Rezension

Die Geschichte einer Obsession – melancholisch, beklemmend, bewegend. Auf jeden Fall lesenswert.

Der Revolver - Fuminori Nakamura

Der Revolver
von Fuminori Nakamura

Bewertet mit 4 Sternen

Die Geschichte einer Obsession

Bei „Der Revolver“ handelt es sich um das Debüt des japanischen Schriftstellers Fuminori Nakamura. In Japan bereits erstmals im Jahre 2003 erschienen, brachte der Diogenes-Verlag dieses knapp 200-seitige Werk im September 2019 heraus.

Als der Student Nishikawa an einem regnerischen Abend niedergeschlagen und lustlos durch die dunklen Gassen Tokios spaziert, macht er einen zufälligen Fund: Neben einer männlichen Leiche entdeckt er einen Revolver. Von der Schönheit dieser Waffe fasziniert, nimmt er sie an sich. Schon bald kreisen seine Gedanken einzig um dieses Objekt, und es reicht ihm nicht mehr nur, die Waffe in seinem Besitz zu wissen: Nein, er hat das Gefühl, sie auch gebrauchen zu müssen.

Mit „Der Revolver“ ist Nakamura ein über weite Strecken spannendes und düsteres Erstlingswerk gelungen. Von Anfang an sind Leserinnen und Leser in einer melancholischen Stimmung gefangen, der Spannungsbogen steigt von Seite zu Seite, um dann in einem aufwühlenden Finale zu enden. Außerdem stellt sich die Frage: Wie wird es mit diesem jungen Studenten, dem die Welt durchaus offenstand, weitergehen? Wird er auch noch seinem letzten Begehren folgen?

In diesem Roman stehen der Revolver und die Macht, die er auf entsprechend disponierte Menschen ausüben kann, im Mittelpunkt. Dennoch ist diese Waffe m.E. lediglich ein aus dramaturgischer Sicht geschickt gewähltes Symbol: Nach und nach entwickelt der ursprünglich einsame Student, dem jeder Sinn im Leben abhandengekommen ist, eine wahre Obsession für die Waffe. Gibt es nicht im Leben eines jeden Menschen Objekte der Begierde, die über Durststrecken hinwegtrösten sollen und sich ins Zentrum der Gedanken stellen? Meiner Meinung nach ja. Geschickt gewählt ist der Revolver dennoch, da er als Tötungswerkzeug eine für alle ersichtliche Katastrophe förmlich heraufbeschwört.

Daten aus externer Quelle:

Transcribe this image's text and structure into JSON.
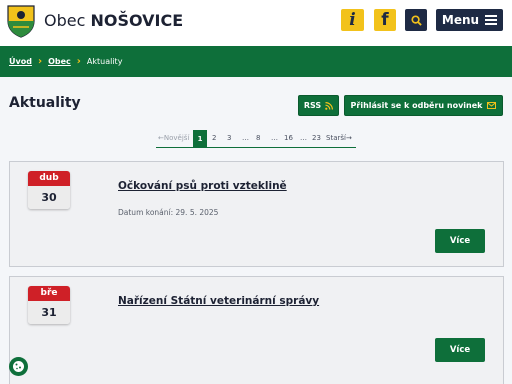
{
  "header": {
    "title_prefix": "Obec",
    "title_name": "NOŠOVICE",
    "info_label": "i",
    "facebook_label": "f",
    "menu_label": "Menu",
    "crest_icon": "coat-of-arms-icon",
    "search_icon": "search-icon",
    "menu_icon": "hamburger-icon"
  },
  "breadcrumb": {
    "items": [
      "Úvod",
      "Obec"
    ],
    "current": "Aktuality"
  },
  "page": {
    "title": "Aktuality",
    "rss_label": "RSS",
    "subscribe_label": "Přihlásit se k odběru novinek"
  },
  "pagination": {
    "prev": "←Novější",
    "pages": [
      "1",
      "2",
      "3",
      "…",
      "8",
      "…",
      "16",
      "…",
      "23"
    ],
    "current": "1",
    "next": "Starší→"
  },
  "articles": [
    {
      "month": "dub",
      "day": "30",
      "title": "Očkování psů proti vzteklině",
      "meta": "Datum konání: 29. 5. 2025",
      "more_label": "Více"
    },
    {
      "month": "bře",
      "day": "31",
      "title": "Nařízení Státní veterinární správy",
      "more_label": "Více"
    }
  ],
  "colors": {
    "brand_green": "#0e6f3a",
    "accent_yellow": "#f2c21b",
    "navy": "#1e2a44",
    "date_red": "#cf2027"
  }
}
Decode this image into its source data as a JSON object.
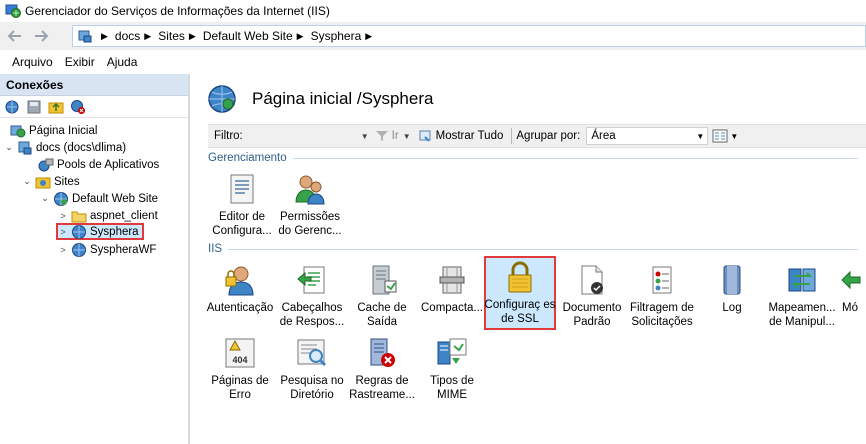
{
  "window": {
    "title": "Gerenciador do Serviços de Informações da Internet (IIS)"
  },
  "address": {
    "crumbs": [
      "docs",
      "Sites",
      "Default Web Site",
      "Sysphera"
    ]
  },
  "menu": {
    "items": [
      "Arquivo",
      "Exibir",
      "Ajuda"
    ]
  },
  "connections": {
    "header": "Conexões",
    "tree": [
      {
        "label": "Página Inicial",
        "expander": ""
      },
      {
        "label": "docs (docs\\dlima)",
        "expander": "⌄"
      },
      {
        "label": "Pools de Aplicativos",
        "expander": ""
      },
      {
        "label": "Sites",
        "expander": "⌄"
      },
      {
        "label": "Default Web Site",
        "expander": "⌄"
      },
      {
        "label": "aspnet_client",
        "expander": ">"
      },
      {
        "label": "Sysphera",
        "expander": ">"
      },
      {
        "label": "SyspheraWF",
        "expander": ">"
      }
    ]
  },
  "main": {
    "title": "Página inicial /Sysphera",
    "filter": {
      "label": "Filtro:",
      "go": "Ir",
      "show_all": "Mostrar Tudo",
      "group_label": "Agrupar por:",
      "group_value": "Área"
    },
    "sections": [
      "Gerenciamento",
      "IIS"
    ],
    "management": [
      {
        "label": "Editor de Configura...",
        "icon": "config-editor-icon"
      },
      {
        "label": "Permissões do Gerenc...",
        "icon": "permissions-icon"
      }
    ],
    "iis": [
      {
        "label": "Autenticação",
        "icon": "authentication-icon"
      },
      {
        "label": "Cabeçalhos de Respos...",
        "icon": "response-headers-icon"
      },
      {
        "label": "Cache de Saída",
        "icon": "output-cache-icon"
      },
      {
        "label": "Compacta...",
        "icon": "compression-icon"
      },
      {
        "label": "Configuraç es de SSL",
        "icon": "ssl-lock-icon"
      },
      {
        "label": "Documento Padrão",
        "icon": "default-document-icon"
      },
      {
        "label": "Filtragem de Solicitações",
        "icon": "request-filtering-icon"
      },
      {
        "label": "Log",
        "icon": "log-icon"
      },
      {
        "label": "Mapeamen... de Manipul...",
        "icon": "handler-mappings-icon"
      },
      {
        "label": "Mó",
        "icon": "modules-icon"
      },
      {
        "label": "Páginas de Erro",
        "icon": "error-pages-icon"
      },
      {
        "label": "Pesquisa no Diretório",
        "icon": "directory-browsing-icon"
      },
      {
        "label": "Regras de Rastreame...",
        "icon": "failed-request-tracing-icon"
      },
      {
        "label": "Tipos de MIME",
        "icon": "mime-types-icon"
      }
    ],
    "error_icon_text": "404"
  },
  "colors": {
    "accent": "#2e5e8c",
    "selection": "#cce8ff",
    "highlight_border": "#e23a3a"
  }
}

Nishikawa ist ein junger Mensch, der sich selbst noch nicht so richtig gefunden hat, der sich eher treiben lässt, durch sexuelle Eskapaden, die teils auszuarten drohen, versucht, seinem ansonsten eintönigen und sinnlosen Leben etwas Glanz zu verleihen. Glücklich wird er dadurch nicht. Im Alter von sechs Jahren adoptiert, verlief sein Leben trotz schwieriger Voraussetzungen in durchaus geordneten Bahnen. Und dennoch scheint ihm etwas zu fehlen: Immer wieder wird deutlich, wie gleichgültig ihm alles ist – bis eben der Revolver in sein Leben tritt. Zum einen kann man beim Lesen durchaus Mitleid empfinden, zum anderen präsentiert sich der junge Mann jedoch auch passiv und antriebslos, was ihn mir gerade im Zusammenhang mit seiner Fähigkeit zur Selbstreflexion eher unsympathisch macht. Auch fiel es mir an manchen Stellen, z.B. als er die Waffe erstmals auf einen Menschen richtet, schwer, seinen Gedanken zu folgen. Jedenfalls ist es gerade diese Sinnlosigkeit gepaart mit fehlender Initiative, die diesen jungen Mann ins Verderben führen könnte.

Der Roman ist aus der Ich-Perspektive geschildert, was den Leser/innen hilft, sich in den Protagonisten hineinzuversetzen, und Betroffenheit hervorruft. Die Sätze sind prägnant und zum größten Teil recht kurz, was die Konzentration auf das Wesentliche, nämlich die innere Entwicklung des Protagonisten, lenkt. An einigen Stellen wird jedoch die düstere, ergreifende Stimmung unterbrochen, was mir persönlich ein wenig von der Intensität des Lesens nahm.

Insgesamt ist „Der Revolver“ ein verstörendes Debüt, das die Verlorenheit eines jungen Menschen treffend darstellt und die Lesenden in seinen Bann zieht. Mich selbst hat das Buch neugierig gemacht auf weitere Werke dieses Autors, und ich empfehle es gerne zur Lektüre weiter.